24 November 2007

Good Database Design Part 6: Surrogate Keys

I routinely use surrogate keys. Migrating one integer value instead of a wider compound key has numerous benefits. It provides nice consistency across the physical model, by and large saves more space than it costs and reduces I/O when compared to migrating compound keys; especially in a well-normalized model. Additionally, they simplify understanding of a model and query joins. Yet another benefit of surrogate keys is that they trivialize identification of new rows from existing rows (covered in Part 7: Stored Procedures).

Most DBMS's provide a simplified way of accomplishing this (as well they should since it made its way into the SQL:2003 standard); MySQL uses an AUTO_INCREMENT property, Oracle has sequences (less simple than others because sequences are not associated with a field, so often automated using triggers), PostgreSQL uses a SERIAL datatype, where DB2, SQL Server and Sybase use an IDENTITY property.

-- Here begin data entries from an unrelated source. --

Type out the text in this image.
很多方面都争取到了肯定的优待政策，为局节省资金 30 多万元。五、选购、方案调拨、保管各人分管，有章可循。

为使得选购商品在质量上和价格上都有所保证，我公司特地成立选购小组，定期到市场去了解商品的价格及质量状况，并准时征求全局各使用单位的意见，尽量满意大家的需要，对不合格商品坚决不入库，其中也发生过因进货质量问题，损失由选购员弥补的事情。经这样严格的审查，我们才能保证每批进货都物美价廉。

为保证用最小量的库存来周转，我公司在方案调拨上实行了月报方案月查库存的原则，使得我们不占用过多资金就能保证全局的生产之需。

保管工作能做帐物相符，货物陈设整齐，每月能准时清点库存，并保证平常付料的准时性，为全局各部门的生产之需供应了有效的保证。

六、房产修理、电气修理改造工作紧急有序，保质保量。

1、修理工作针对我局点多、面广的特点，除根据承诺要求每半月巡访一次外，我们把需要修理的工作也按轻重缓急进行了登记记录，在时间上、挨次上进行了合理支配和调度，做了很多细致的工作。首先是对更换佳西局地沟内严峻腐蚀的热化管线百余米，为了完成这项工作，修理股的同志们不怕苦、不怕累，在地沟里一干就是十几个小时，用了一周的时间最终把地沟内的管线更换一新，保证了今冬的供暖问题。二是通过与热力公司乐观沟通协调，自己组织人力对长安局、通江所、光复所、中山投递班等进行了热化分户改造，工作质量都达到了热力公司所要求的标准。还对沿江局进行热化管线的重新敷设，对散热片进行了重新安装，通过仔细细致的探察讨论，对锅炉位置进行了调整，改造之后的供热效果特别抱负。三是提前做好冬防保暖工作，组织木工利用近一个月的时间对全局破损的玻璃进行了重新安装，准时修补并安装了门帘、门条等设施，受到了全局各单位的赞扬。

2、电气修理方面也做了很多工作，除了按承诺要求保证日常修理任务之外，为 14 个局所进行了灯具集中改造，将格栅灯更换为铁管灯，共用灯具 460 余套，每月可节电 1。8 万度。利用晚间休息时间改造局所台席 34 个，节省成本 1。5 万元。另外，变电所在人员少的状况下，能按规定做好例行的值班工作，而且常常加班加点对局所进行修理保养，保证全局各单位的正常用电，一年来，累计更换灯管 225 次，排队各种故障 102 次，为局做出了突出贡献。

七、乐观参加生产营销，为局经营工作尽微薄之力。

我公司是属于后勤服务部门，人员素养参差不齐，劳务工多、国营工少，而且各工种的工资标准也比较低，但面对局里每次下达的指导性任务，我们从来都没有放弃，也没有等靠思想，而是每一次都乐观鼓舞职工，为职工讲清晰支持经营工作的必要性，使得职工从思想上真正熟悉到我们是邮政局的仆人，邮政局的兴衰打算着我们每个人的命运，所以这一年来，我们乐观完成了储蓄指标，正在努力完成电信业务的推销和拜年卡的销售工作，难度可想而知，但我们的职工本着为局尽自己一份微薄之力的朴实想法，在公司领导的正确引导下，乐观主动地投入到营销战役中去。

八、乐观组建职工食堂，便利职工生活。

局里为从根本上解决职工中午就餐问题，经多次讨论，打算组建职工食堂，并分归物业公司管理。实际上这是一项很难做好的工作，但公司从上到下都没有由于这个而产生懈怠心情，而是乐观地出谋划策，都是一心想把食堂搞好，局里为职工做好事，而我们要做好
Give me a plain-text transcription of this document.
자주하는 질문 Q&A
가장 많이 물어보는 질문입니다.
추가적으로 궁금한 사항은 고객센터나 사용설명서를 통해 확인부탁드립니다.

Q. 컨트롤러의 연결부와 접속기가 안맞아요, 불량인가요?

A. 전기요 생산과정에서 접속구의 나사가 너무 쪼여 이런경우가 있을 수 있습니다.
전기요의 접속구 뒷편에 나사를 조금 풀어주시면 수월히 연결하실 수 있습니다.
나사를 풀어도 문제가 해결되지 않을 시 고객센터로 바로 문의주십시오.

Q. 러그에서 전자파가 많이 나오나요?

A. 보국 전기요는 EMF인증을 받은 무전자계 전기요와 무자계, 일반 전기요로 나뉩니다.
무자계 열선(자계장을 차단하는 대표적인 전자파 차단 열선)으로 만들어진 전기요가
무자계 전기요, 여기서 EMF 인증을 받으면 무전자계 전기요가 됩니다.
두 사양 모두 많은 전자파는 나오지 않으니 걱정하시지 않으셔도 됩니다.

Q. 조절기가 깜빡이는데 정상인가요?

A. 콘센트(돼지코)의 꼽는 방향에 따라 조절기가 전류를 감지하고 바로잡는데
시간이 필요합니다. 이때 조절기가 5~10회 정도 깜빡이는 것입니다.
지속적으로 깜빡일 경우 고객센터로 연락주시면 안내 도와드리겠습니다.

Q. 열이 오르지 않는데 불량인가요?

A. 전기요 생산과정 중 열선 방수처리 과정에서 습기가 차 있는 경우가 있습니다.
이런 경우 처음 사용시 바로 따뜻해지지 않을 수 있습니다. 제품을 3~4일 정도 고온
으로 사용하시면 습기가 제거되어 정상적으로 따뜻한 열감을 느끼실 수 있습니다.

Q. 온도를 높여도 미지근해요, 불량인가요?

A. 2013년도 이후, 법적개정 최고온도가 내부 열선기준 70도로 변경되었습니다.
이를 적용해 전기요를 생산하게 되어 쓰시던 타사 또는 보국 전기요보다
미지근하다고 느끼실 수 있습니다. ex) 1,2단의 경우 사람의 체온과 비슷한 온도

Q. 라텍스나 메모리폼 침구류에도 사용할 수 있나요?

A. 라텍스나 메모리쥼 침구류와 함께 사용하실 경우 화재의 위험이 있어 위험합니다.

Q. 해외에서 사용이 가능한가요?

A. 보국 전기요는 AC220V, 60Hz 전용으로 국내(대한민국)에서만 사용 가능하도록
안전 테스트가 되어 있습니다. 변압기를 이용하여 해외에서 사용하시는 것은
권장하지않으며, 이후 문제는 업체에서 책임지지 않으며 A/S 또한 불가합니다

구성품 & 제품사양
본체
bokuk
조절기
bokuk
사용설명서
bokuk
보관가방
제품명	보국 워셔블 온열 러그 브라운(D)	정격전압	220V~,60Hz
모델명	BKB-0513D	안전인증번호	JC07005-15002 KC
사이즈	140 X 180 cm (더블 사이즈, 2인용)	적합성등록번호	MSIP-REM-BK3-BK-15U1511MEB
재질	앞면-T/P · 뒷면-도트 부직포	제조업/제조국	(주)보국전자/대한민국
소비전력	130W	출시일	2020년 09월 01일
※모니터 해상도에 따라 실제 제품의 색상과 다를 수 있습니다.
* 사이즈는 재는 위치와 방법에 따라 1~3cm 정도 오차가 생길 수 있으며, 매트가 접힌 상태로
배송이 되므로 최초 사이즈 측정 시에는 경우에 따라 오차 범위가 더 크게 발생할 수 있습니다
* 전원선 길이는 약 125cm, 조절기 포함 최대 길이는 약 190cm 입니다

Oracle and Microsoft often show examples of this ID column methodology. The important thing to remember is that this does not excuse you from defining your logical keys. They may not need to be physically enforced, but they should at least be documented. It is important to realize that your surrogate keys are only at the physically level. Logically, they do not exist. Logically, you are still responsible for primary and candidate keys.

The type is a part of SQL:2003 which reflects the community’s general acceptance of surrogate keys. Still dodgy ground for some DBAs, most recognize the value of this approach.

I already touched naming conventions, but consider that renaming columns is by and large unnecessary (there are exceptions) and ‘id’ is often a reserved word. Using the name format of ‘TableName_UID’ (or ‘TableNameID’) shows where surrogate keys are from and easily shows which tables are related.